In total, Avondale residents made about 3,000 masks. The quilt is on display in the lobby of the hospital and will later be hung in a comfort room where overworked healthcare workers can find rest and respite, Howe said.
Another Avondale resident, Michael Wynne, who is a filmmaker, saw a request from Howe on Nextdoor asking for help with a slideshow to document the quilt. He helped document the process and made a short documentary about the quilt called “Finding a Pearl in a Pandemic.” It will be presented in film festivals and is available on demand, Howe said.
During the work session, the City Commission discussed the zoning code adoption schedule. The public hearing and first reading of the zoning code will be held on June 23 and the second reading would be held on July 14.
City staff will incorporate all the changes that were made at the previous City Commission meeting into the document and the document will be posted on the city’s website next week.
Some of those changes included discussion of public art and Commissioner Lisa Shortell appreciated that the addition to the code that the city manager will maintain a list of public art installations that are approved within the zoning code.
Commissioner Dee Merriam raised some concerns about the zoning code.
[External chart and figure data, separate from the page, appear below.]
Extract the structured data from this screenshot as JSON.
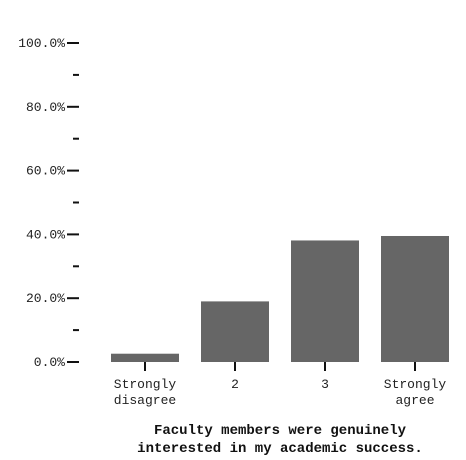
{
  "chart_data": {
    "type": "bar",
    "categories": [
      [
        "Strongly",
        "disagree"
      ],
      [
        "2"
      ],
      [
        "3"
      ],
      [
        "Strongly",
        "agree"
      ]
    ],
    "values": [
      2.6,
      19.0,
      38.1,
      39.5
    ],
    "value_unit": "percent",
    "title": "",
    "xlabel": [
      "Faculty members were genuinely",
      "interested in my academic success."
    ],
    "ylabel": "",
    "ylim": [
      0,
      100
    ],
    "y_major_ticks": [
      "0.0%",
      "20.0%",
      "40.0%",
      "60.0%",
      "80.0%",
      "100.0%"
    ],
    "y_major_values": [
      0,
      20,
      40,
      60,
      80,
      100
    ],
    "y_minor_values": [
      10,
      30,
      50,
      70,
      90
    ],
    "grid": false,
    "legend": "none",
    "bar_color": "#666666",
    "axis_color": "#111111"
  }
}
Concerns have been raised during the process from the commissioners about planned unit developments.
“I still have some concerns about allowing PUDs in our R-12 and R-24 districts,” Merriam said. “I feel like they’re very well established and that the bar for putting together two acres is pretty low for a PUD and I would hate to see PUDs starting to happen within our current residential, established neighborhoods.”
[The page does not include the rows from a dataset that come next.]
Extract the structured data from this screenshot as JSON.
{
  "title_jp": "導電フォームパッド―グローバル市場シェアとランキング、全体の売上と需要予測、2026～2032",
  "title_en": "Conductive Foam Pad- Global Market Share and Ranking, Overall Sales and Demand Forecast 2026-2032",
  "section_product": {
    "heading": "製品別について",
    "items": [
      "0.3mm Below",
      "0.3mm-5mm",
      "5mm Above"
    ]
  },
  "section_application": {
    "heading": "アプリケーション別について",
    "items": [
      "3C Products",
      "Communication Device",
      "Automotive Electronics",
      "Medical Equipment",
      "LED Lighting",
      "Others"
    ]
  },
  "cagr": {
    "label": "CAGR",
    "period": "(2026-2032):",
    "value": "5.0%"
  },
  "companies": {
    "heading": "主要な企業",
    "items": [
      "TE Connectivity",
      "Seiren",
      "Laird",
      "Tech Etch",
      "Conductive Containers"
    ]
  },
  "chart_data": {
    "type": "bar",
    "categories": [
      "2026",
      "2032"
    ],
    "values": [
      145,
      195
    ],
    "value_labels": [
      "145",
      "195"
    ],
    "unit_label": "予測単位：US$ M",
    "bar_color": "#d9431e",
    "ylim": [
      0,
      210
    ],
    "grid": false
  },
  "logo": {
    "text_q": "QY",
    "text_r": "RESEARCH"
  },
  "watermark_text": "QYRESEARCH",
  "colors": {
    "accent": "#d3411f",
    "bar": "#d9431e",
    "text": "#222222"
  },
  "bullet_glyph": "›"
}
The PUD provides the city with a safety net for those types of developments that staff can’t envision right now, City Manager Patrick Bryant said at the Feb. 24 City Commission meeting. He assured the board in February these would be a rare occurrence as concerned have been raised regarding PUDs.
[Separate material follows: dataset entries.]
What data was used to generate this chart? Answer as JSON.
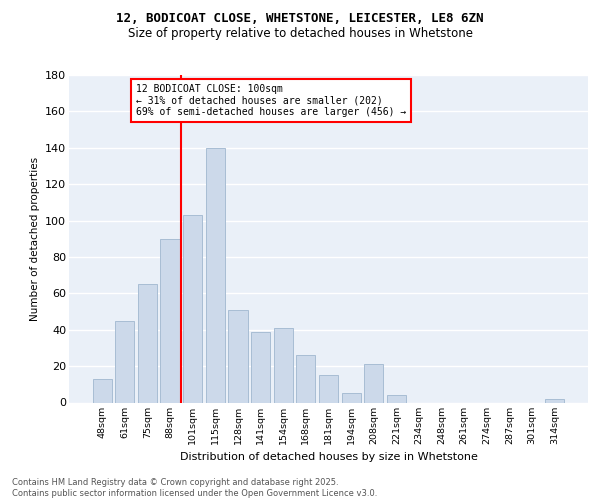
{
  "title_line1": "12, BODICOAT CLOSE, WHETSTONE, LEICESTER, LE8 6ZN",
  "title_line2": "Size of property relative to detached houses in Whetstone",
  "xlabel": "Distribution of detached houses by size in Whetstone",
  "ylabel": "Number of detached properties",
  "bar_labels": [
    "48sqm",
    "61sqm",
    "75sqm",
    "88sqm",
    "101sqm",
    "115sqm",
    "128sqm",
    "141sqm",
    "154sqm",
    "168sqm",
    "181sqm",
    "194sqm",
    "208sqm",
    "221sqm",
    "234sqm",
    "248sqm",
    "261sqm",
    "274sqm",
    "287sqm",
    "301sqm",
    "314sqm"
  ],
  "bar_values": [
    13,
    45,
    65,
    90,
    103,
    140,
    51,
    39,
    41,
    26,
    15,
    5,
    21,
    4,
    0,
    0,
    0,
    0,
    0,
    0,
    2
  ],
  "bar_color": "#ccd9ea",
  "bar_edge_color": "#a8bdd4",
  "vline_color": "red",
  "vline_index": 4,
  "annotation_text": "12 BODICOAT CLOSE: 100sqm\n← 31% of detached houses are smaller (202)\n69% of semi-detached houses are larger (456) →",
  "annotation_box_color": "white",
  "annotation_box_edge_color": "red",
  "ylim": [
    0,
    180
  ],
  "yticks": [
    0,
    20,
    40,
    60,
    80,
    100,
    120,
    140,
    160,
    180
  ],
  "background_color": "#eaf0f8",
  "footer_text": "Contains HM Land Registry data © Crown copyright and database right 2025.\nContains public sector information licensed under the Open Government Licence v3.0.",
  "grid_color": "white"
}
PUD applications and projects would be subject to the approval of the City Commission.
Overall, the board was pleased with the zoning code rewrite and look forward to adopting the code in the coming weeks.
“Not only does it meet the goals and objectives of the downtown master plan but it’s economically feasible so that people who choose to develop in our downtown can and do so in a manner that is not as costly or time consuming as it may have been in the past while we get exactly what it was that we’ve asked for,” Fisher said.
— In other business, the groundbreaking for the town green project will be held on June 30 at 4:30 p.m.
The town green project includes the construction of a four-acre park and an interim solution that replaces the commercial development. The park will be located along Highway 278/ North Avondale Road between Oak and Lake Streets.
The original scope of the project included the mixed-use commercial development, but Bryant said at the Feb. 10 City Commission meeting that the commercial element is not feasible at this time. In its place, the developers will create an open-air green space that can be used as for things like food trucks or event platforms.
— Planning for the Fourth of July parade is moving forward. A group of volunteers is planning the event and will be sending out a Signup Genius link this week so that anyone who would like to participate in the parade can sign up, Mayor Jonathan Elmore said.
The group is encouraging everyone to participate and participants can decorate their car, truck, golf car or riding lawn mower, Elmore said.